Las indicaciones quirúrgicas las tomaba antes el cirujano, quien asumía grosso modo el riesgo posquirúrgico y reclamaba una confianza ciega y una cierta impunidad. Ahora, con la proliferación de las unidades de reanimación y la exigencia de los servicios de anestesia, la calidad de la decisión puede mejorar enormemente; pero, en ocasiones, aparece una nueva escisión que perjudica a algunos enfermos, sobre todo a los mayores y con multimorbilidad. Por una parte, el cirujano puede indicar intervenciones excesivas y desentenderse del cuidado postoperatorio que ya no controla. Por otra, al anestesista le puede costar poco suspender una intervención y desentenderse del futuro de un enfermo que conoce poco y no tratará. Aunque dicho esquemáticamente, esta tendencia demuestra, en primer lugar, el peligro de aplicar sin más protocolos, ya sean quirúrgicos o preanestésicos (y aunque hayan sido consensuados), con demasiada generalización y desde una mirada demasiado especializada. En segundo lugar, que para ponderar el riesgo, tomar la mejor decisión y responsabilizarse de las consecuencias, se precisa una deliberación sobre cada caso concreto que implique a los distintos profesionales.
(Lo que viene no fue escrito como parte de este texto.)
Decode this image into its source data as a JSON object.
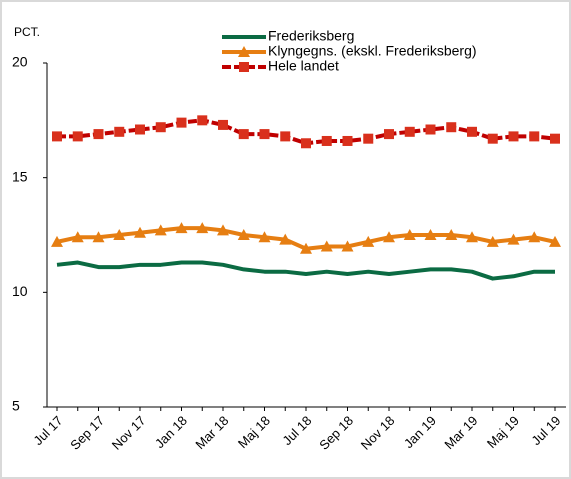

Sólo así, en sesión conjunta, podrá llegarse a una decisión responsable, esto es, de la que todos puedan «responder». Salvo que conviene recordar aquí que la última palabra, la decisión final, corresponde en principio al enfermo, aunque sea muy anciano; y que esto es aplicable, no sólo a la propuesta de actuación, sino también a la de abstención, siempre que la disyuntiva sea razonable y ambas posibilidades estén (utilizando un concepto discutible) «indicadas». Es verdad que, en nuestra cultura, es corriente que el enfermo mayor pida una cierta delegación en familiares o en el propio equipo médico, pero conviene recordarle entonces que tiene unos derechos a la información y a la decisión que nosotros, profesionales, estamos dispuestos a respetar; es más, que estamos dispuestos a ayudarle a ejercerlos a su manera en cualquier momento. Vejez no es sinónimo de incapacidad2.
Siguiendo precisamente esta reivindicación sobre la apropiación por parte del enfermo de las decisiones que le atañen, habría que esforzarse por descubrir, y tener más en cuenta, las preferencias de cada cual y las limitaciones que pueda oponer a nuestra actuación terapéutica antes de aplicarla. Otra vez, solamente a través de un diálogo previo y leal podremos conseguirlo; y es una cuestión de disposición más que de tiempo. Se trata de superar una simple relación contractual que, para los casos difíciles (y cada paciente anciano lo es o lo será), no es la verdadera alternativa al paternalismo ancestral. Hace falta ir más allá y poner en tensión la voluntad de llegar a una relación más personalizada, en que la curiosidad del profesional ayude a desvelar temores, expectativas y límites3. La escasez de documentos de voluntades anticipadas (de directrices previas, se dice ahora), que los profesionales aconsejan y ayudan a confeccionar, demuestra un desinterés preocupante. Porque, a la hora de la verdad, pueden ser una ayuda; no ya para defender una decisión respetuosa, pero comprometida con un documento, sino, sobre todo, porque del diálogo habrá surgido un mayor conocimiento y, alo mejor, un compromiso, aunque sea verbal.
Toda indicación y decisión sanitarias requieren la misma valoración individualizada sin discriminación y el mismo respeto al mundo personal que cada cual ha ido construyendo y en el que debemos intentar encajar. En el caso de la vejez, esto requiere un cambio de actitud importante. Un parámetro para medir el grado de civilización de una sociedad puede ser la mejora en este sentido, y los profesionales de la salud deberíamos ser pioneros en este esfuerzo.